Figure 1.

Endophilin B1 was localized to EEA1-positive early endosomes. A, Expression of endophilin B1 was developmentally regulated in the brain (top) and SCGs (bottom). Expression of endophilin B1 increased throughout development, with maximal expression detected in the adult stage (Ad). B, Endophilin B1 was localized to light membrane and synaptic vesicle-enriched fractions. Adult brains were subjected to differential centrifugations to obtain various fractions. Immunoblotting against endophilin B1 revealed that endophilin B1 was localized to a light membrane fraction (P3), which includes plasma membrane and intracellular organelles such as endosomes and lysosomes. In addition, endophilin B1 was enriched in a synaptic vesicle-enriched fraction (LP2), indicating that endophilin B1 may also be present in synaptic vesicles. Endophilin A (EndoA) was included as controls. C, Endogenous endophilin B1 colocalized partially with EEA1 and LAMP2 in the cell body of hippocampal neurons, but punctate colocalization was only observed between endophilin B1 and EEA1 in the neurites.
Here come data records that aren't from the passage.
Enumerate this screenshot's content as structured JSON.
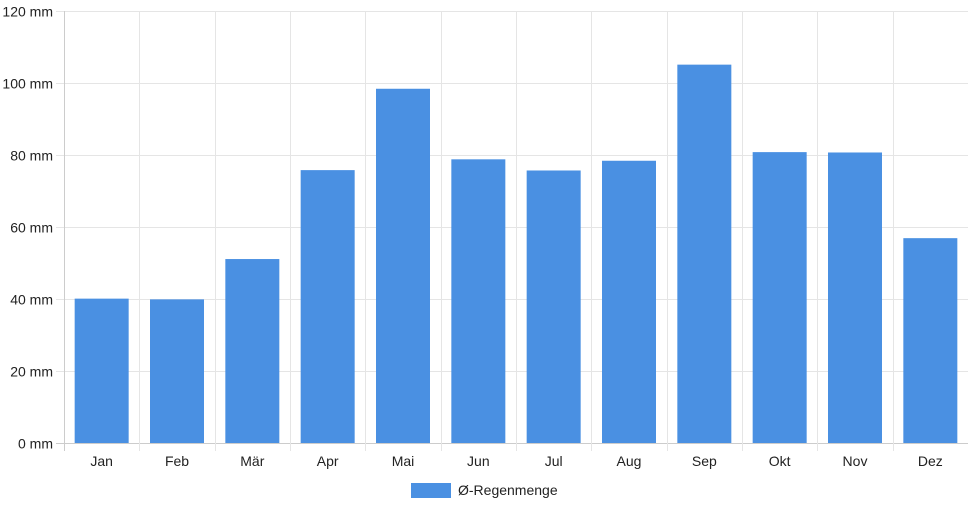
{
  "chart_data": {
    "type": "bar",
    "categories": [
      "Jan",
      "Feb",
      "Mär",
      "Apr",
      "Mai",
      "Jun",
      "Jul",
      "Aug",
      "Sep",
      "Okt",
      "Nov",
      "Dez"
    ],
    "series": [
      {
        "name": "Ø-Regenmenge",
        "values": [
          40.1,
          39.9,
          51.1,
          75.8,
          98.4,
          78.8,
          75.7,
          78.4,
          105.1,
          80.8,
          80.7,
          56.9
        ],
        "color": "#4a90e2"
      }
    ],
    "ylim": [
      0,
      120
    ],
    "yticks": [
      0,
      20,
      40,
      60,
      80,
      100,
      120
    ],
    "y_unit": "mm",
    "grid": true,
    "legend_position": "bottom"
  }
}
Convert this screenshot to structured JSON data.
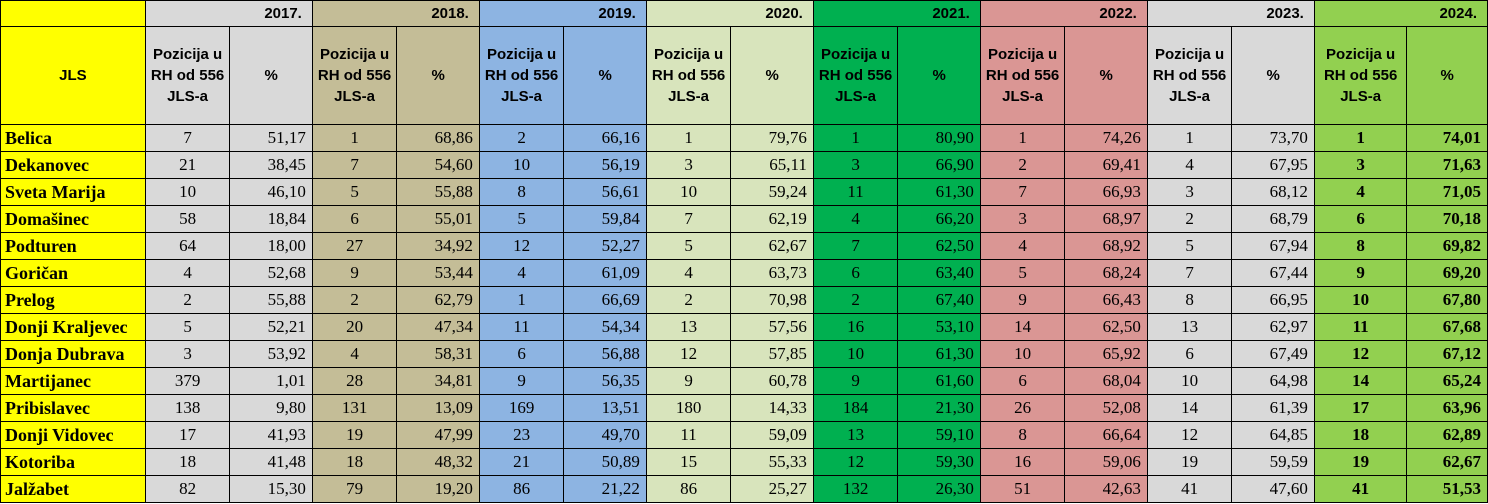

Quantitation of the colocalization between endophilin B1 staining and EEA1 or LAMP2 immunoreactivities is depicted in the histogram. Error bars indicate SD. Scale bar, 20 μm. D, Endophilin B1 interacted with EEA1, but not Rab4, Rab7, and LAMP2 in PC12 cells. Association between EEA1 and endophilin B1 was enhanced after 30 min of NGF treatment. Endophilin B1 also interacted with TrkA both before and after NGF treatment, although NGF treatment further enhanced the association.